Mr. McCain said Mr. DeLay should "take a deep breath, get a hold of himself, sit down and read my bill," because activities of Americans for Reform would be permitted, even "encouraged and protected" under the bill.

"Their activities demonstrate that outside groups can successfully engage in issue advocacy under McCain-Feingold. Even if this bill passes, I'm sure Tom will find a way to squeeze a few more millions out of the system," Mr. McCain said in a statement issued by spokeswoman Rebecca Hanks.

Mr. McCain did not respond to inquiries about his role with Mr. Opinsky and Common Cause in organizing Americans for Reform.

McCain-Feingold would not bar the Americans for Reform ads only because the bill bans issue ads in the months before a federal election. It does not affect advocacy on the eve of Senate votes a distinction McCain-Feingold opponents called meaningless.

Patrick Basham, a senior fellow in U.S. politics at the libertarian Cato Institute, said, "A group dedicated to eliminating the influence of paid advertising by independent groups close to an election on the disingenuous grounds that these allegedly unaccountable outside forces may influence voters to the detriment of one or even both of the major-party candidates is buying expensive television time in the final days before a series of key Senate votes in an explicit attempt to influence 100 senators and their constituents back home into voting for a particular piece of legislation."

Common Cause's outside general counsel and lobbyist, Don Simon, worked alongside Mr.

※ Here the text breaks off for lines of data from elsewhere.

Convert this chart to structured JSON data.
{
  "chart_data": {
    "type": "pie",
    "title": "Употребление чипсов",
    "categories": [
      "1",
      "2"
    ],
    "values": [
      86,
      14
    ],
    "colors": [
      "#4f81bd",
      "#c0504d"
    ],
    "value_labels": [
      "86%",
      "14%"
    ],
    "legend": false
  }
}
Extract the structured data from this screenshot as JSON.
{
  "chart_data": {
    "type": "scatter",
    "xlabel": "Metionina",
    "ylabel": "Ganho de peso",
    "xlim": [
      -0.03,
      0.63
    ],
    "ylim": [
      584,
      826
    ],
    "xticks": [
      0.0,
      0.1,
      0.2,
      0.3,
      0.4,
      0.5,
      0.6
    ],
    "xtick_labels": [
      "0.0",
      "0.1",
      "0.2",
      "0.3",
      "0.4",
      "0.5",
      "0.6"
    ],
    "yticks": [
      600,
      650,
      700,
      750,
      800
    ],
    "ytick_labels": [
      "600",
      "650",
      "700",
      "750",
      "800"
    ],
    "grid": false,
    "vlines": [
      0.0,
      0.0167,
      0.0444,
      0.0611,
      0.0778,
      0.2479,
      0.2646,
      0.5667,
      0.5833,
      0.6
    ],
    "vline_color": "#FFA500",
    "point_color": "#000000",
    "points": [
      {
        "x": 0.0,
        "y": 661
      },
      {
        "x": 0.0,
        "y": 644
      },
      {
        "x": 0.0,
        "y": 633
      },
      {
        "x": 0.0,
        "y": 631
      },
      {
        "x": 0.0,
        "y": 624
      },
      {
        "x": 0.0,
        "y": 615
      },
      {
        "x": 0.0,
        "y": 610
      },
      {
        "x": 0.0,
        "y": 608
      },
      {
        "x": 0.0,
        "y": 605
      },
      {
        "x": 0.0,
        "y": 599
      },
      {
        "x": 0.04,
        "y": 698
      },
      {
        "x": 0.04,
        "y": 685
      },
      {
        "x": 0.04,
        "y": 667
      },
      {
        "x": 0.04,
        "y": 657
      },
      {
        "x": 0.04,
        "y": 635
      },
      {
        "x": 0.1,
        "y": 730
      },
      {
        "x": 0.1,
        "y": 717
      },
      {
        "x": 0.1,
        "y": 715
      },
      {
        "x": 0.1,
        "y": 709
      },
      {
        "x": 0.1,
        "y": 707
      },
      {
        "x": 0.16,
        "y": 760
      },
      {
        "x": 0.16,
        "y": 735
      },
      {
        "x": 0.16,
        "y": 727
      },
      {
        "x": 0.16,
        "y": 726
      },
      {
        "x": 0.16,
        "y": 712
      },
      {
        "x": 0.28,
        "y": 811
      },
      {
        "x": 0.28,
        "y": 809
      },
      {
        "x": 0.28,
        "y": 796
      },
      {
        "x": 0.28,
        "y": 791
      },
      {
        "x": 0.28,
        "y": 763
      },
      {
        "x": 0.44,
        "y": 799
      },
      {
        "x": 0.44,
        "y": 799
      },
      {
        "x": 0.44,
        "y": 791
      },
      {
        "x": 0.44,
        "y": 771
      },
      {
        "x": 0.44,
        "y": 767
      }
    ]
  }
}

McCain all last week on Capitol Hill on behalf of the bill, along with lobbyists of other groups affiliated with Americans for Reform.

Mr. Simon, who was in meetings on McCain-Feingold with senators and lobbyists in the Capitol Friday, did not respond to inquiries.

Americans for Reform is a "who's who" of liberal advocacy groups, including the Children's Defense Fund, Consumer Federation of America, Friends of the Earth, National Council of Churches, Public Citizen, Sierra Club and the League of Women Voters as well as Mr. McCain's own national political action group, Straight Talk America.

Common Cause defended its role in organizing Americans for Reform and financing the ads, saying it "is not only completely legal under current law, but it would be completely legal under McCain-Feingold as well."

The statement issued by Scott Harshbarger, Common Cause president, continued: "Soft money, by definition, is money contributed to the political parties, which in turn spend the money on federal campaigns in order to evade federal campaign finance laws."

Mr. Harshbarger called Mr. DeLay's criticisms "laughable, especially when considering the DeLay record on money in politics, which is decidedly unimpressive."

The organization's Web site says Common Cause is "administrative agent" for the campaign on behalf of McCain-Feingold. Contributions are not tax deductible and the group does not take money from corporations, unions or foreign nationals, the Web site says.

Mr. Basham said he saw great irony in the behind-the-scenes actions of Americans for Reform.

"Nowadays, campaign reformers of all stripes never fail to stress the importance of the full disclosure of the source of the contributions," which Mr. McCain and Americans for Reform did not do until pressed by media, he said.

The group even failed to disclose the cost of the campaign when it publicly previewed the ads in Mr. McCain's Senate hearing room, he said.

Friday, Common Cause spokesman Jeff Cronin said the costs of development and air time for the ads was about $100,000. Common Cause has not disclosed its own monetary contribution to the activities of Americans for Reform.